I’ve been reading lots of commentary about the changes British Airways has made to its award chart with its new Avios distance/zone-based points redemption program. Pretty universally, the feeling is that British Airways has screwed over travelers and that we should all be up in arms about the screwing we just received.
If you haven’t seen, basically redemptions for flights to Asia and South America have gone from being very reasonable to very expensive. However, redemptions (especially nonstop redemptions) within the US; from the US to the Caribbean and Central America; within South America; from the US to Europe; and within Europe, have all become more reasonable. In some cases, far more reasonable.
How these changes affect you is based entirely on your travel patterns.
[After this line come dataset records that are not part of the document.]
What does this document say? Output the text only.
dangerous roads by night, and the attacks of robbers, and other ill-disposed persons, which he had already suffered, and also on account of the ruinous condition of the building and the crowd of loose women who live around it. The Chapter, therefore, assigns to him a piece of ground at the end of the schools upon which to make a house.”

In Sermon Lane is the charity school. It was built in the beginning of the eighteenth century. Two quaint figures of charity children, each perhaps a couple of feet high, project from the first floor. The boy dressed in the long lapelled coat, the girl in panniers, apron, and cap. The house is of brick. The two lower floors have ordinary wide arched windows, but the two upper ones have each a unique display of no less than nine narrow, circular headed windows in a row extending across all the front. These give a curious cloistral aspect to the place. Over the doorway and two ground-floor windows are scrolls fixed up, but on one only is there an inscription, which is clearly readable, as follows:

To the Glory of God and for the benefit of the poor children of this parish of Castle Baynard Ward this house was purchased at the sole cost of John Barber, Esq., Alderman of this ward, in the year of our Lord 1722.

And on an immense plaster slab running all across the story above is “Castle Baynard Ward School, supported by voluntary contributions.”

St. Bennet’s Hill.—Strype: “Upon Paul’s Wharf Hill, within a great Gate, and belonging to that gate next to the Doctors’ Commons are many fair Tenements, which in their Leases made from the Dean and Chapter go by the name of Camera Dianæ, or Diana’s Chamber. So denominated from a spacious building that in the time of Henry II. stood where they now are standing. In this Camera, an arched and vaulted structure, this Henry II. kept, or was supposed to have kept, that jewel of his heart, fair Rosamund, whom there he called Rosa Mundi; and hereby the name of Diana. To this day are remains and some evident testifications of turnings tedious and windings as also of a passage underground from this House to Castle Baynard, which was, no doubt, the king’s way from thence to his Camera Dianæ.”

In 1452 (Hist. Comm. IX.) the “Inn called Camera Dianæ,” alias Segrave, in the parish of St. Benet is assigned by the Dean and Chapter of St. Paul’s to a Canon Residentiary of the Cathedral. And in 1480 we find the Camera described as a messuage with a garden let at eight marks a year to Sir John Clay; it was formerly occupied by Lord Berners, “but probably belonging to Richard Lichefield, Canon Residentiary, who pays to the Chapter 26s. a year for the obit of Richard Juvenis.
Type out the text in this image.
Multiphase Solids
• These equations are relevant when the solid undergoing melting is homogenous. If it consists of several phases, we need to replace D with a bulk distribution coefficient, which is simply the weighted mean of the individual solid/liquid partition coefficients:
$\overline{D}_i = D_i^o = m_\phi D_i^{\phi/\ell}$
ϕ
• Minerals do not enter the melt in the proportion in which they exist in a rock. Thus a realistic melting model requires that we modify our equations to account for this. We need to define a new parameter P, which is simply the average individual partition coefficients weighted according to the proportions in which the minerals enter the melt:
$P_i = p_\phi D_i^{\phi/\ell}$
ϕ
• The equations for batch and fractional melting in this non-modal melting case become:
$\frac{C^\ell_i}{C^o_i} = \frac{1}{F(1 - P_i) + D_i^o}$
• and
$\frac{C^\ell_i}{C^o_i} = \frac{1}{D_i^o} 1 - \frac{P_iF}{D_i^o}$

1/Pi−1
I suspect for people (like me) with families, these changes are actually great. We can take cold weather trips to the Caribbean and Central America for fewer points than required before. Plus, short-to-mid haul flights within the US have also become more reasonable. As a commenter pointed out yesterday, flights from New York to Montreal are now 9,000 miles round trip plus about $55 in taxes. Many flights within South America are now 9,000 miles round trip plus $10 or so. Those are great deals, and there are plenty more.
For most families (and many non-families) that’s pretty much how we use miles. Sure, I take trips outside of those places — but I’ve got miles in plenty of other mileage plans to ensure I can fly free pretty much wherever I want. But for most people, these changes are beneficial.
If you were hoping to hop around South America for 40,000 miles like you used to, that’s gone. So are the well-priced business class trips to Southeast Asia on Cathay. Those are gone too. But most people reading this should take everything else they’re reading about Avios with a grain of salt — the changes will actually benefit most of us. How often does that happen?